My therapist made a promise to me that he wouldn’t read my blog. Dave said he wanted to experience me in the room, and how I interacted with him, instead of through the words I write reflected on a screen. I am torn between believing my therapist and thinking suspiciously that he doesn’t want to get sucked into reading the 100,000+ words I’ve written. “I don’t know how you do it. Aren’t you curious?? I write about you!” “Of course I am curious, but I promised you I wouldn’t read it and I think you deserve someone sticking to their promise for once.” Ouch. Dave still delights in hearing me read stuff I’ve written TO him (not ALL of it because holy shit, 100,000+ words, but pertinent things here and there) because he gets to hear the emotion behind my words, and he gets to watch me react to the effect of my words on his emotions. *cue my IMMENSE discomfort*
I refused to read him Happy Father’s Day. I handed him my phone and let him read it instead. I knew it was important that he know what I had written because it is important to the unraveling of some of my deep-seated issues, but I didn’t want to read it to him. “Why?” “Because I’ll cry, and I don’t want to feel that right now.” It was silly, I thought. A short poem quickly jotted down for a ten minute prompt during my playwriting class…a monologue of someone on their deathbed. Class was the day before Father’s Day, and the words were easy to write. I saw them float before my eyes, drifting from my headspace as if they were separate from me, I wrote them down quickly, knowing the class would gape slack-jawed at me when I read it aloud, and then I recited it to the class. It was emotionless, delivered with ease to my fellow veteran playwrights. But when I got to Dave’s office…I couldn’t look at that poem the same way. Was it the comfort of his presence? No, it wasn’t that at all…it was a lack of Dave’s compartmentalization.
I read I am Vanessa Guillen to him yesterday and he cried…and I laughed at him. Lots to unpack there. I do NOT like when people show me sadness as it relates to my existence and my stories. It becomes very uncomfortable to watch people, especially men, cry over what has happened to me. What makes it worse about my therapist doing it is that we have officially gotten to a point in our work (a year and a half of at least once a week meetings) where I don’t feel like I am playing catch up in telling him my stories. Our sessions are no longer a firehose to the face of stories with a hundred names…they are more reflective and investigative. Everything I bring up now, every name, every story, every reaction of mine, is held by him in a single narrative. He knows when I mention a small detail about my past week, say, I receive an unwelcome email or text message, how it ties back into a dozen other things in my life. Unfortunately, how I have looked at my life and traumas has been as separate instances, different stories of my life clearly defined by introductions, conflict, and resolutions. I didn’t see my stories as a single narrative…because I couldn’t mentally handle seeing my thirty year story laid out as a single life lived…it is, as I am slowly understanding, an immense amount of pain and sadness for one person to hold.

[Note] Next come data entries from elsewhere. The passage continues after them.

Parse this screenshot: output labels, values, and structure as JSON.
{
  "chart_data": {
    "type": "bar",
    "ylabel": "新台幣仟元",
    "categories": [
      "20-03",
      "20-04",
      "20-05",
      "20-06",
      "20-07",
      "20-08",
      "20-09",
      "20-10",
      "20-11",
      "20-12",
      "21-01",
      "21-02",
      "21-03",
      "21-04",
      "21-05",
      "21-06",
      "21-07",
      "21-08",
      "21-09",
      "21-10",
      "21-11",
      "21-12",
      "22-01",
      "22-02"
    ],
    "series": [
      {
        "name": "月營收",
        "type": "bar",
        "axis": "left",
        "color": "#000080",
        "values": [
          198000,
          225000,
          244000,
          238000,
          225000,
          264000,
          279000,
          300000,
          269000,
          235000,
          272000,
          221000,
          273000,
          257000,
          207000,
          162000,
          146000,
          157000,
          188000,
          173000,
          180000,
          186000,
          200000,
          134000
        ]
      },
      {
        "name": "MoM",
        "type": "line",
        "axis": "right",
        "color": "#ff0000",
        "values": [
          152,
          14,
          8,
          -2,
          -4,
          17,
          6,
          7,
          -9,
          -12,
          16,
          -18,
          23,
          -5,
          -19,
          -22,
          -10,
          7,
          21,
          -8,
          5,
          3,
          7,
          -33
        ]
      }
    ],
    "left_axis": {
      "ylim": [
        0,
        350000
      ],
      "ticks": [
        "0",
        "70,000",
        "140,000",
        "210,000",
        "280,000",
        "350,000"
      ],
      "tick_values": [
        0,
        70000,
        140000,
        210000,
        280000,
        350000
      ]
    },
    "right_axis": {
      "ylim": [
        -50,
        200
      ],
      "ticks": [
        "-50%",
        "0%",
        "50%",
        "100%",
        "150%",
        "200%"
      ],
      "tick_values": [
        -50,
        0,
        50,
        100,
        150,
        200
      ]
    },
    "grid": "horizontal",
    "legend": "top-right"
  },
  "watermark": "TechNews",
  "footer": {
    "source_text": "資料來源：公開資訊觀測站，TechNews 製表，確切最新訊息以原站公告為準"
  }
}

So now I have someone I see as a father figure who knows *almost* everything and who sees me as a single narrative. Of COURSE he cries when I read about my sexual assaults and harassments. “Savannah, when you read that I realized your boyfriend had just died a few months before, you forged a signature to flee your hometown to join the Marine Corps and you were immediately assaulted for years. I think of that little girl whose dad left, who was molested, who carried mutilated bodies in Afghanistan…”
He sees the entire story and encourages me (feels like forcing me) to stop viewing my stories as separate entities. He cries, I laugh at him…because if I don’t laugh I will have to view my entire life as a compounded series of really shitty things, and I don’t know if I can hold that without breaking. He says that is his job, to hold everything with me…and I want to puke. Once I see everything in my life as a whole story, then I will start to see (and have started to see) connections in all of my behavior, from my self-destructive habits to my continued friendship with my rapist (dear god, stop clutching your pearls, I AM WORKING ON IT). Seeing my choices in my story as reflections of past trauma is not easy, continuing to make choices that harm me…something like continued friendship with my rapist is hard to explain, but THAT is complex trauma, and I need to have a little grace and forgiveness in myself for how I have handled things. Years and years of trauma…years of a scared girl just trying to protect herself.
Have you ever tried to untie a knot in a necklace? Pulling the ends apart does nothing but make the knot tighter. The only way to get enough slack in the knot is to crunch the entire thing into a tight ball, sometimes rolling the knot around again and again between your fingers until something gives….Ultimately I will be able to unravel my story, but not without grasping it tightly into a ball and rolling it around a few times. This is painful stuff.